A recent study reveals that the UAE government must steer its citizens into the private sector.

June 7, 2010 10:20 by

A new report concludes that the government of the United Arab Emirates needs to encourage more citizens to find employment in the private sector because there is no more room for growth in the public sector.

The report, written by academics at the United Arab Emirates University in the Emirate of Al Ain, concludes that although a majority of nationals works in the public sector, nevertheless it has reached a point of stagnation and must aggressively steer citizens into the private sector. According the study, Emiratis comprise only four percent of the private sector work force, compared with 52 percent in the public sector.
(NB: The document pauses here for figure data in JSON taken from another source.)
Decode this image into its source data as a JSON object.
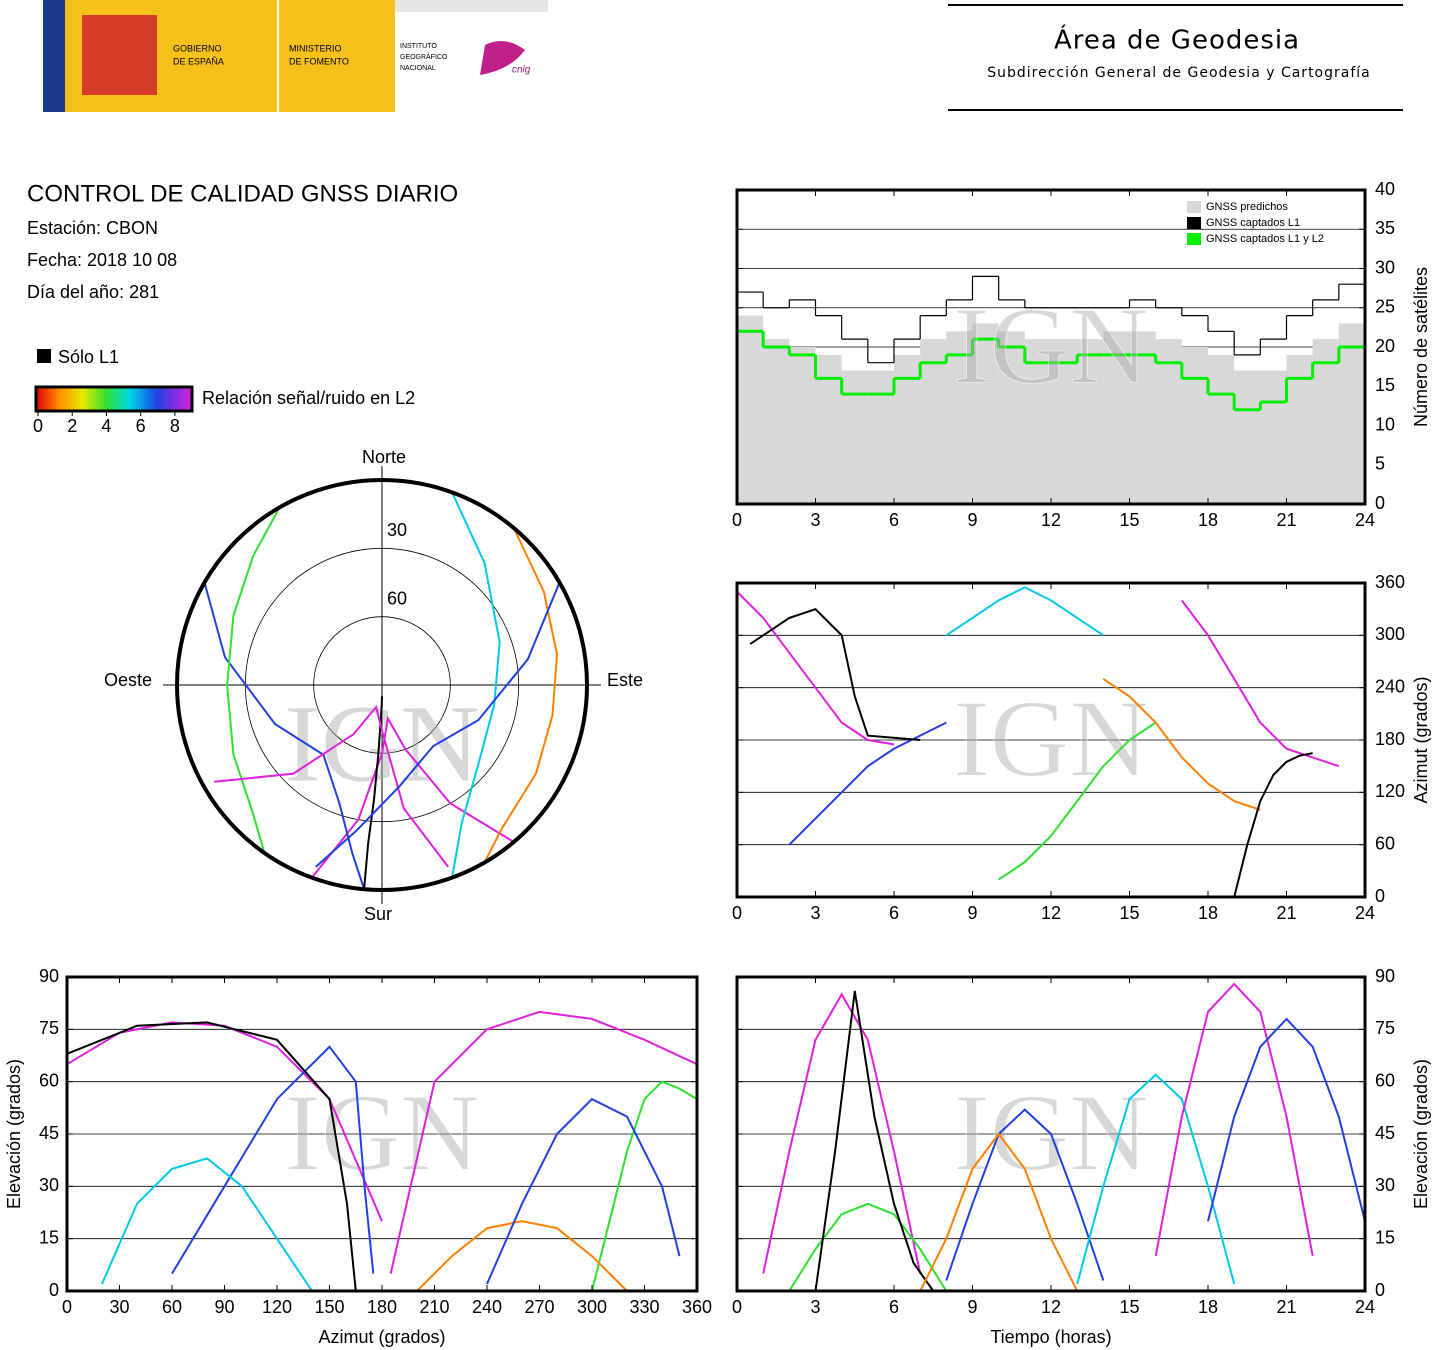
{
  "header": {
    "gobierno": [
      "GOBIERNO",
      "DE ESPAÑA"
    ],
    "ministerio": [
      "MINISTERIO",
      "DE FOMENTO"
    ],
    "instituto": [
      "INSTITUTO",
      "GEOGRÁFICO",
      "NACIONAL"
    ],
    "cnig": "cnig",
    "area": "Área de Geodesia",
    "subdireccion": "Subdirección General de Geodesia y Cartografía"
  },
  "info": {
    "title": "CONTROL DE CALIDAD GNSS DIARIO",
    "station": "Estación: CBON",
    "date": "Fecha: 2018 10 08",
    "doy": "Día del año: 281"
  },
  "legend": {
    "l1_only": "Sólo L1",
    "snr_label": "Relación señal/ruido en L2",
    "snr_lim": [
      0,
      9
    ],
    "snr_ticks": [
      0,
      2,
      4,
      6,
      8
    ]
  },
  "chart_data": [
    {
      "type": "step",
      "watermark": "IGN",
      "ylabel": "Número de satélites",
      "xlim": [
        0,
        24
      ],
      "xticks": [
        0,
        3,
        6,
        9,
        12,
        15,
        18,
        21,
        24
      ],
      "ylim": [
        0,
        40
      ],
      "yticks": [
        0,
        5,
        10,
        15,
        20,
        25,
        30,
        35,
        40
      ],
      "grid": true,
      "legend": "upper right",
      "x": [
        0,
        1,
        2,
        3,
        4,
        5,
        6,
        7,
        8,
        9,
        10,
        11,
        12,
        13,
        14,
        15,
        16,
        17,
        18,
        19,
        20,
        21,
        22,
        23
      ],
      "series": [
        {
          "name": "GNSS predichos",
          "color": "#d8d8d8",
          "fill": true,
          "values": [
            24,
            21,
            20,
            19,
            17,
            17,
            19,
            21,
            22,
            23,
            22,
            21,
            21,
            21,
            22,
            22,
            21,
            20,
            19,
            17,
            17,
            19,
            21,
            23
          ]
        },
        {
          "name": "GNSS captados L1",
          "color": "#000000",
          "fill": false,
          "values": [
            27,
            25,
            26,
            24,
            21,
            18,
            21,
            24,
            26,
            29,
            26,
            25,
            25,
            25,
            25,
            26,
            25,
            24,
            22,
            19,
            21,
            24,
            26,
            28
          ]
        },
        {
          "name": "GNSS captados L1 y L2",
          "color": "#00ee00",
          "fill": false,
          "values": [
            22,
            20,
            19,
            16,
            14,
            14,
            16,
            18,
            19,
            21,
            20,
            18,
            18,
            19,
            19,
            19,
            18,
            16,
            14,
            12,
            13,
            16,
            18,
            20
          ]
        }
      ]
    },
    {
      "type": "line",
      "watermark": "IGN",
      "ylabel": "Azimut (grados)",
      "xlim": [
        0,
        24
      ],
      "xticks": [
        0,
        3,
        6,
        9,
        12,
        15,
        18,
        21,
        24
      ],
      "ylim": [
        0,
        360
      ],
      "yticks": [
        0,
        60,
        120,
        180,
        240,
        300,
        360
      ],
      "grid": true,
      "series": [
        {
          "color": "#e020e0",
          "x": [
            0,
            1,
            2,
            3,
            4,
            5,
            6
          ],
          "values": [
            350,
            320,
            280,
            240,
            200,
            180,
            175
          ]
        },
        {
          "color": "#2040e0",
          "x": [
            2,
            3,
            4,
            5,
            6,
            7,
            8
          ],
          "values": [
            60,
            90,
            120,
            150,
            170,
            185,
            200
          ]
        },
        {
          "color": "#00c8e8",
          "x": [
            8,
            9,
            10,
            11,
            12,
            13,
            14
          ],
          "values": [
            300,
            320,
            340,
            355,
            340,
            320,
            300
          ]
        },
        {
          "color": "#30e030",
          "x": [
            10,
            11,
            12,
            13,
            14,
            15,
            16
          ],
          "values": [
            20,
            40,
            70,
            110,
            150,
            180,
            200
          ]
        },
        {
          "color": "#000000",
          "x": [
            0.5,
            2,
            3,
            4,
            4.5,
            5,
            7
          ],
          "values": [
            290,
            320,
            330,
            300,
            230,
            185,
            180
          ]
        },
        {
          "color": "#ff8000",
          "x": [
            14,
            15,
            16,
            17,
            18,
            19,
            20
          ],
          "values": [
            250,
            230,
            200,
            160,
            130,
            110,
            100
          ]
        },
        {
          "color": "#e020e0",
          "x": [
            17,
            18,
            19,
            20,
            21,
            22,
            23
          ],
          "values": [
            340,
            300,
            250,
            200,
            170,
            160,
            150
          ]
        },
        {
          "color": "#000000",
          "x": [
            19,
            19.5,
            20,
            20.5,
            21,
            21.5,
            22
          ],
          "values": [
            0,
            60,
            110,
            140,
            155,
            162,
            165
          ]
        }
      ]
    },
    {
      "type": "line",
      "watermark": "IGN",
      "ylabel": "Elevación (grados)",
      "xlabel": "Tiempo (horas)",
      "xlim": [
        0,
        24
      ],
      "xticks": [
        0,
        3,
        6,
        9,
        12,
        15,
        18,
        21,
        24
      ],
      "ylim": [
        0,
        90
      ],
      "yticks": [
        0,
        15,
        30,
        45,
        60,
        75,
        90
      ],
      "grid": true,
      "series": [
        {
          "color": "#e020e0",
          "x": [
            1,
            2,
            3,
            4,
            5,
            6,
            7
          ],
          "values": [
            5,
            40,
            72,
            85,
            72,
            40,
            5
          ]
        },
        {
          "color": "#2040e0",
          "x": [
            8,
            9,
            10,
            11,
            12,
            13,
            14
          ],
          "values": [
            3,
            25,
            45,
            52,
            45,
            25,
            3
          ]
        },
        {
          "color": "#00c8e8",
          "x": [
            13,
            14,
            15,
            16,
            17,
            18,
            19
          ],
          "values": [
            2,
            30,
            55,
            62,
            55,
            30,
            2
          ]
        },
        {
          "color": "#30e030",
          "x": [
            2,
            3,
            4,
            5,
            6,
            7,
            8
          ],
          "values": [
            0,
            12,
            22,
            25,
            22,
            12,
            0
          ]
        },
        {
          "color": "#000000",
          "x": [
            3,
            3.75,
            4.5,
            5.25,
            6,
            6.75,
            7.5
          ],
          "values": [
            0,
            40,
            86,
            50,
            25,
            8,
            0
          ]
        },
        {
          "color": "#e020e0",
          "x": [
            16,
            17,
            18,
            19,
            20,
            21,
            22
          ],
          "values": [
            10,
            50,
            80,
            88,
            80,
            50,
            10
          ]
        },
        {
          "color": "#ff8000",
          "x": [
            7,
            8,
            9,
            10,
            11,
            12,
            13
          ],
          "values": [
            0,
            15,
            35,
            45,
            35,
            15,
            0
          ]
        },
        {
          "color": "#2040e0",
          "x": [
            18,
            19,
            20,
            21,
            22,
            23,
            24
          ],
          "values": [
            20,
            50,
            70,
            78,
            70,
            50,
            20
          ]
        }
      ]
    },
    {
      "type": "line",
      "watermark": "IGN",
      "ylabel": "Elevación (grados)",
      "xlabel": "Azimut (grados)",
      "xlim": [
        0,
        360
      ],
      "xticks": [
        0,
        30,
        60,
        90,
        120,
        150,
        180,
        210,
        240,
        270,
        300,
        330,
        360
      ],
      "ylim": [
        0,
        90
      ],
      "yticks": [
        0,
        15,
        30,
        45,
        60,
        75,
        90
      ],
      "grid": true,
      "series": [
        {
          "color": "#e020e0",
          "x": [
            0,
            30,
            60,
            90,
            120,
            150,
            180
          ],
          "values": [
            65,
            74,
            77,
            76,
            70,
            55,
            20
          ]
        },
        {
          "color": "#2040e0",
          "x": [
            60,
            90,
            120,
            150,
            165,
            170,
            175
          ],
          "values": [
            5,
            30,
            55,
            70,
            60,
            30,
            5
          ]
        },
        {
          "color": "#00c8e8",
          "x": [
            20,
            40,
            60,
            80,
            100,
            120,
            140
          ],
          "values": [
            2,
            25,
            35,
            38,
            30,
            15,
            0
          ]
        },
        {
          "color": "#30e030",
          "x": [
            300,
            310,
            320,
            330,
            340,
            350,
            360
          ],
          "values": [
            0,
            20,
            40,
            55,
            60,
            58,
            55
          ]
        },
        {
          "color": "#000000",
          "x": [
            0,
            40,
            80,
            120,
            150,
            160,
            165
          ],
          "values": [
            68,
            76,
            77,
            72,
            55,
            25,
            0
          ]
        },
        {
          "color": "#e020e0",
          "x": [
            185,
            210,
            240,
            270,
            300,
            330,
            360
          ],
          "values": [
            5,
            60,
            75,
            80,
            78,
            72,
            65
          ]
        },
        {
          "color": "#ff8000",
          "x": [
            200,
            220,
            240,
            260,
            280,
            300,
            320
          ],
          "values": [
            0,
            10,
            18,
            20,
            18,
            10,
            0
          ]
        },
        {
          "color": "#2040e0",
          "x": [
            240,
            260,
            280,
            300,
            320,
            340,
            350
          ],
          "values": [
            2,
            25,
            45,
            55,
            50,
            30,
            10
          ]
        }
      ]
    },
    {
      "type": "polar",
      "watermark": "IGN",
      "directions": {
        "north": "Norte",
        "south": "Sur",
        "east": "Este",
        "west": "Oeste"
      },
      "ylim": [
        0,
        90
      ],
      "rings": [
        30,
        60
      ],
      "series": [
        {
          "color": "#e020e0",
          "x": [
            200,
            190,
            180,
            170,
            160,
            150,
            140
          ],
          "values": [
            0,
            30,
            60,
            75,
            60,
            30,
            0
          ]
        },
        {
          "color": "#2040e0",
          "x": [
            300,
            280,
            250,
            220,
            200,
            190,
            185
          ],
          "values": [
            0,
            20,
            40,
            50,
            35,
            15,
            0
          ]
        },
        {
          "color": "#00c8e8",
          "x": [
            20,
            40,
            70,
            100,
            130,
            150,
            160
          ],
          "values": [
            0,
            20,
            35,
            40,
            35,
            20,
            0
          ]
        },
        {
          "color": "#30e030",
          "x": [
            330,
            315,
            295,
            270,
            245,
            225,
            215
          ],
          "values": [
            0,
            10,
            18,
            22,
            18,
            10,
            0
          ]
        },
        {
          "color": "#000000",
          "x": [
            185,
            185,
            184,
            183,
            182,
            181,
            180
          ],
          "values": [
            0,
            20,
            40,
            60,
            75,
            80,
            85
          ]
        },
        {
          "color": "#e020e0",
          "x": [
            160,
            170,
            180,
            195,
            210,
            225,
            240
          ],
          "values": [
            5,
            35,
            70,
            80,
            65,
            35,
            5
          ]
        },
        {
          "color": "#ff8000",
          "x": [
            40,
            60,
            80,
            100,
            120,
            140,
            150
          ],
          "values": [
            0,
            8,
            12,
            14,
            12,
            8,
            0
          ]
        },
        {
          "color": "#2040e0",
          "x": [
            60,
            80,
            110,
            140,
            170,
            190,
            200
          ],
          "values": [
            0,
            25,
            45,
            55,
            45,
            25,
            5
          ]
        }
      ]
    }
  ]
}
The reminder of the positions are taken up by expatriates from other countries who have moved to the UAE for employment.

The overwhelming influx of foreign workers has allowed the Emirates to develop a modern economy since the discovery of oil in the 1960s; but since that time the demographic balance has shifted so that Emiratis now account for a mere 20 percent of the population.

According to the report, citizens’ expectations that “the government will provide” for them is a major problem.

“These jobs-for-life provide salaries several times higher than private-sector ones and in addition, convey an array of benefits such as shorter working hours and longer holidays,” the report says.

The study also singles out pension packages, which it calls “generous.” On average, after completing 20 years of service, nationals are entitled to retire on 80 percent of their final salary.

Ingo Forstenlechner, assistant professor in the Economics & Finance Department of the United Arab Emirates University, and one of the co-authors of the report, told The Media Line that, “It’s all about managing the expectation that you think you have the right, just because you think you are a citizen, to a well-paying and minimally-productive job” told The Media Line.

According to the report, “it is the way in which oil wealth has been historically distributed that has led to a situation in which nationals choose to remain unemployed until they obtain a government job.”

Asked what will happen in the future if nothing is done, Forstenlechner replied that,

“There will be much more unemployment in the future among Emiratis. The public sector is not growing; it can’t provide enough jobs for everyone. On the contrary, entire departments are being outsourced,” according to Forstenlechner.

Asked whether the government is listening, Forstenlechner pointed out that in times when these questions are becoming more and more important, government funding for research is being cut.

Regarding the future, the report predicts that, “if the social contract is not updated to reflect contemporary demographic and labor-market realities, increasing numbers of unemployed nationals,” those without connections to secure a public sector job “will become ever more likely to voice their discontent and ask exactly what is in the ‘ruling bargain’ for them.”

“Expatriates in general do not make a point of learning the local language or customs which creates a situation of Emirati culture and traditions being represented mostly within official circles and less so in the social circles,” Sultan Sooud Al-Qassemi, Emirati columnist recently told The Media Line. It’s one example of how the impact the influx of foreign workers not only impacts on the UAE’s economic situation, but also effects the country’s social balance.